Não tardou a apanhar a alcunha de Cindy Cato, e há muito quem pense que esse é mesmo o nome dela. Por incrível coincidência, a Cindy é filha de um alto dirigente da CGTP, e, por isso, são também muitos os que pensam que ela se chama Sindicato, por afinidade, nome que agrada muito mais à esquerda do que à direita.
Cindy Cato é uma mulher vistosa e tem metade da população masculina da UBI de olhos vidrados nela, os chamados sindicalistas. No dicionário da UBI um sindicalista é alguém que anda perdido de amores pela Cindy Cato (ou Sindicato, conforme os gostos). E não são só alunos, também há professores a bater mal por causa dela.
O eng. Alcides, assistente de Resistência de Materiais, e um homem muito bem apessoado, entrou na corrida ao coração dela e ganhou, com o seu indiscutível charme. Mas cedo percebeu que a inveja dos derrotados lhe iria fazer a vida negra. Um dia, quando disse que chumbou o Zé Coelho, alguns sindicalistas, feridos de inveja, fizeram-se passar por ativistas dos animais e gritaram-lhe, a espumar de ira, “tu é que devias levar chumbo nessa cabeça, não era o coelho, seu grandessíssimo filho da ….!”. O eng. Alcides bem que tentou explicar que estava a ser mal interpretado, que o chumbo de que falava não tinha nada a ver com munições de caça, mas a gritaria e a indignação dos sindicalistas de coração despedaçado era tanta que tudo o que ele dissesse caía em saco roto.
Os invejosos não davam tréguas, se não era por causa dos alhos era por causa dos bugalhos, a implicação era permanente. E chegou a um ponto que o eng. Alcides não aguentou mais a pressão das invejas que se abatiam sobre si, e, numa decisão muito sofrida, acabou com o namoro.

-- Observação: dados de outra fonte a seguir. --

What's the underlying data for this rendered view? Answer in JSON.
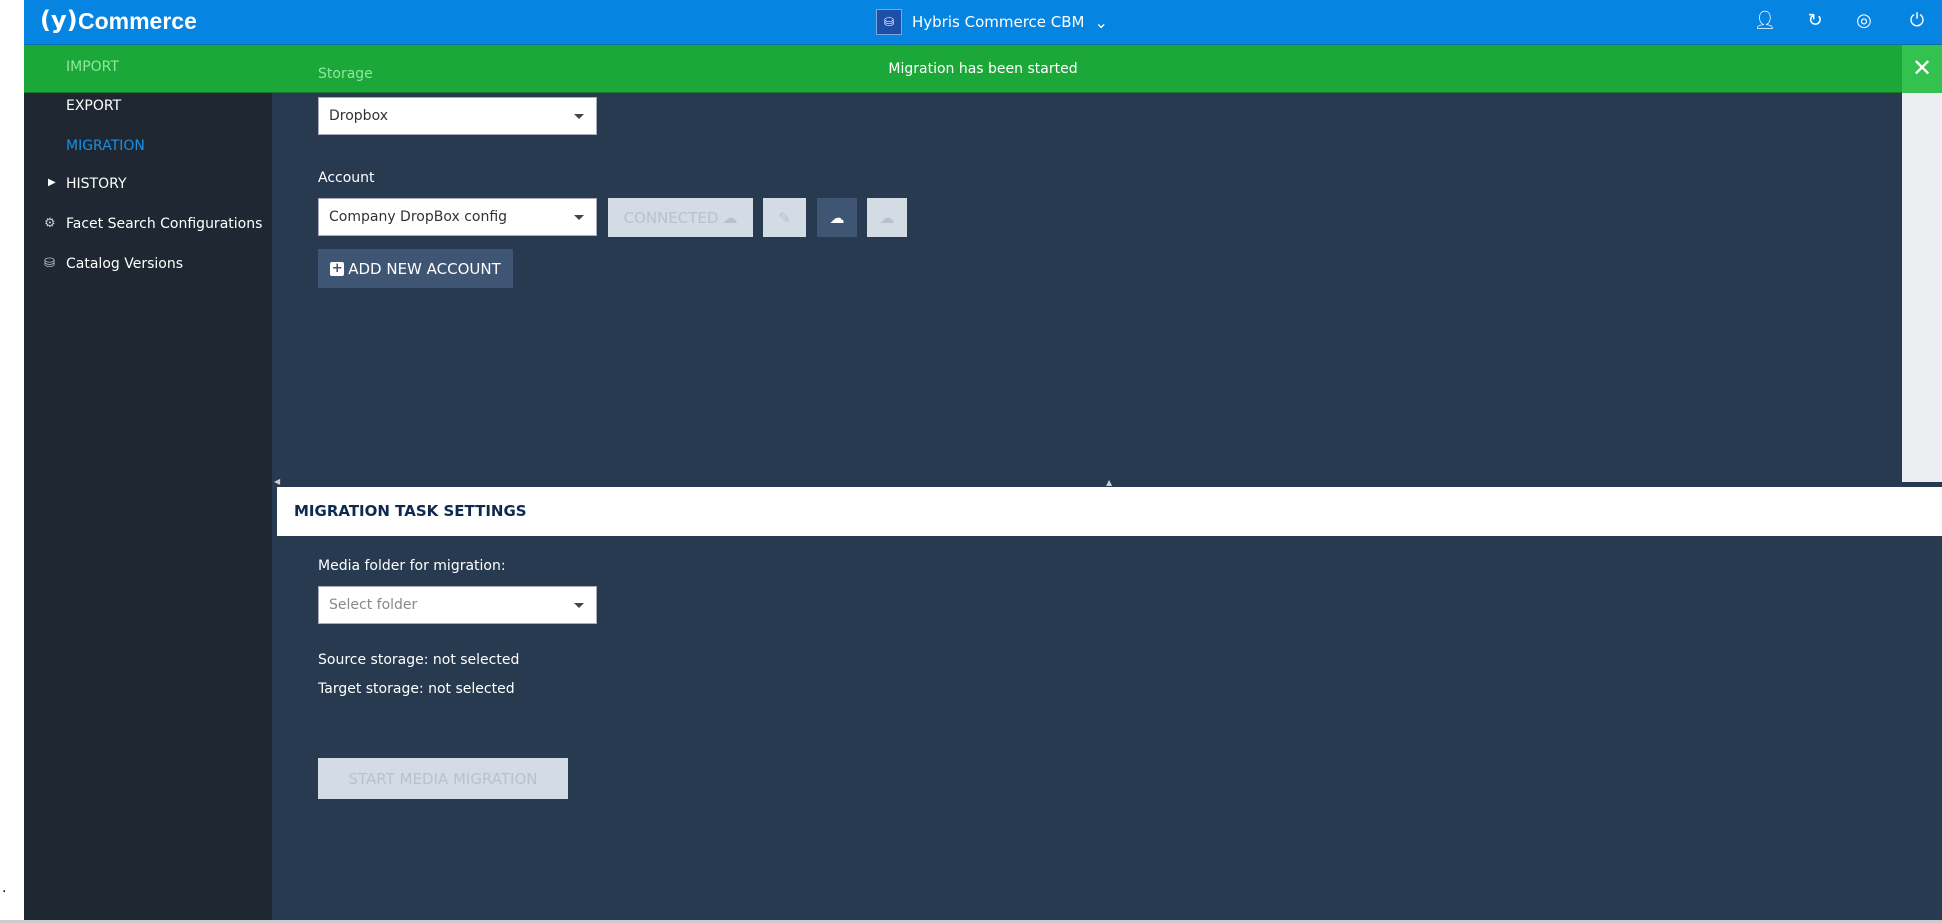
{
  "header": {
    "logo": "(y)",
    "brand": "Commerce",
    "tenant": "Hybris Commerce CBM",
    "tenant_icon": "database-icon",
    "icons": [
      "user-icon",
      "sync-icon",
      "globe-icon",
      "power-icon"
    ]
  },
  "toast": {
    "message": "Migration has been started",
    "color": "#1ca838"
  },
  "sidebar": {
    "items": [
      {
        "label": "IMPORT"
      },
      {
        "label": "EXPORT"
      },
      {
        "label": "MIGRATION",
        "active": true
      },
      {
        "label": "HISTORY"
      },
      {
        "label": "Facet Search Configurations"
      },
      {
        "label": "Catalog Versions"
      }
    ]
  },
  "storage": {
    "label": "Storage",
    "value": "Dropbox"
  },
  "account": {
    "label": "Account",
    "value": "Company DropBox config",
    "connected_label": "CONNECTED",
    "add_label": "ADD NEW ACCOUNT"
  },
  "task": {
    "title": "MIGRATION TASK SETTINGS",
    "folder_label": "Media folder for migration:",
    "folder_placeholder": "Select folder",
    "source": "Source storage: not selected",
    "target": "Target storage: not selected",
    "start_label": "START MEDIA MIGRATION"
  },
  "colors": {
    "header": "#0684e1",
    "sidebar": "#1f2832",
    "main": "#283a50",
    "active": "#1a8fe3"
  }
}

Ao perceberem o prometedor desfecho, os sindicalistas voltaram a atacar. E o sortudo foi o Tó Zé, seu colega de turma, o galanteador mais cómico da UBI. Conquistou-a a rir, literalmente.

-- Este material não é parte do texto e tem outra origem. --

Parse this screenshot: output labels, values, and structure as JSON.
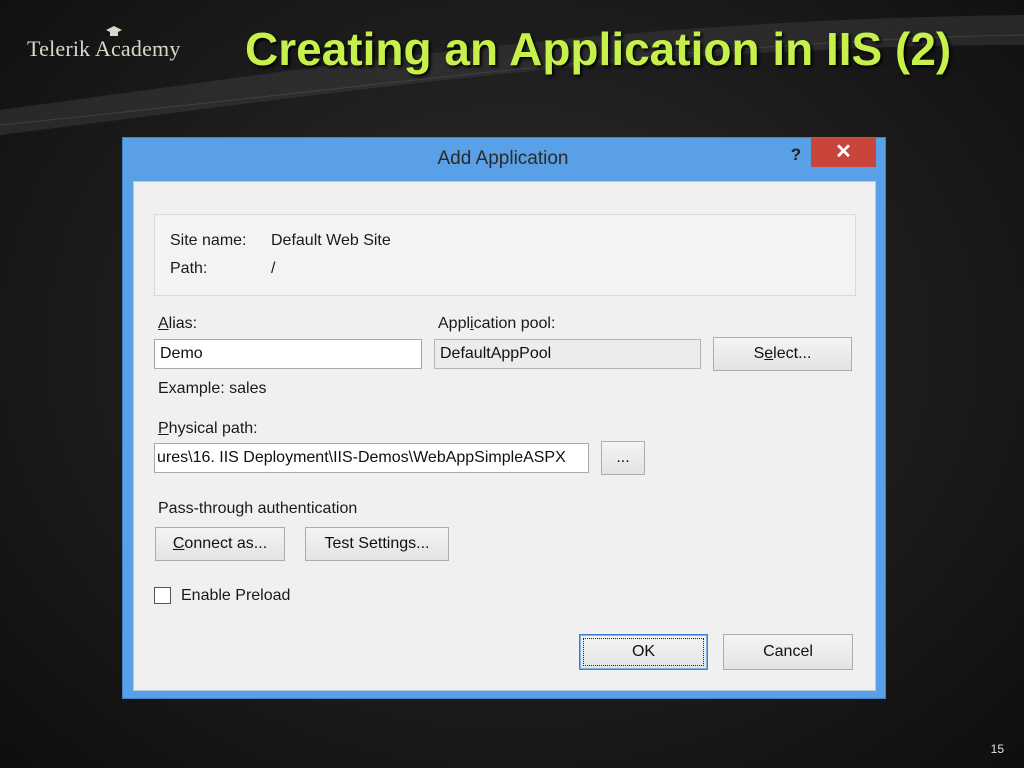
{
  "slide": {
    "logo": "Telerik Academy",
    "title": "Creating an Application in IIS (2)",
    "page_number": "15"
  },
  "dialog": {
    "title": "Add Application",
    "help_label": "?",
    "close_label": "✕",
    "site_name_label": "Site name:",
    "site_name_value": "Default Web Site",
    "path_label": "Path:",
    "path_value": "/",
    "alias_label_pre": "",
    "alias_label_u": "A",
    "alias_label_post": "lias:",
    "alias_value": "Demo",
    "app_pool_label_pre": "Appl",
    "app_pool_label_u": "i",
    "app_pool_label_post": "cation pool:",
    "app_pool_value": "DefaultAppPool",
    "select_label_pre": "S",
    "select_label_u": "e",
    "select_label_post": "lect...",
    "example_text": "Example: sales",
    "physical_path_label_u": "P",
    "physical_path_label_post": "hysical path:",
    "physical_path_value": "ures\\16. IIS Deployment\\IIS-Demos\\WebAppSimpleASPX",
    "browse_label": "...",
    "passthrough_label": "Pass-through authentication",
    "connect_as_u": "C",
    "connect_as_post": "onnect as...",
    "test_settings_pre": "Test Settin",
    "test_settings_u": "g",
    "test_settings_post": "s...",
    "enable_preload_label": "Enable Preload",
    "enable_preload_checked": false,
    "ok_label": "OK",
    "cancel_label": "Cancel"
  },
  "colors": {
    "title_green": "#c6f04a",
    "dialog_frame": "#5aa0e6",
    "close_red": "#c9443a"
  }
}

Mas o estado de graça durou pouco. Não tardou a provar, como o seu antecessor, o travo amargo da inveja dos outros. Quando disse que tinha estudado uma semana a fio para Termodinâmica e que mesmo assim tinha apanhado uma raposa, a fúria dos sindicalistas, que dessa vez eram mesmo ativistas dos animais, veio novamente ao de cima. O sindicalista Vitor, destacado militante do PAN e um dos mais intrépidos defensores dos animais da UBI, chegou mesmo a ir às ventas do Tó Zé e, não fora a pronta intervenção de alguns ativistas mais racionais, tinha-o partido todo. Mas o Vitor não ficou sem resposta: o Tó da Fonte, um ativista pró-caça que era uma besta de quase dois metros e três dígitos na balança, espetou-lhe tal lambada que o fez rodar noventa graus no plano cartesiano e estatelar-se na horizontal, completamente desamparado. E ainda não satisfeito, pegou numa pele de raposa que tinha trazido de casa, só para provocar os ativistas dos animais, e atirou-lha para cima enquanto dizia, com enfática ironia: “a que o Tó Zé apanhou era muito mais feia do que esta, fizeste bem que o sovaste...”. De agressão em agressão, de vingança em vingança, não tardou que se instalasse tal arraial de pancadaria que ninguém se surpreendeu quando a CMTV apareceu para dar tudo em direto. Era uma excelente oportunidade para um pico de audiências, as pessoas queriam era sangue. Mas não correu bem: assustados com a ideia de aparecerem na televisão com o rótulo de delinquentes, foram todos cada um para seu lado e a calmaria voltou. E a CMTV ficou a chuchar no dedo.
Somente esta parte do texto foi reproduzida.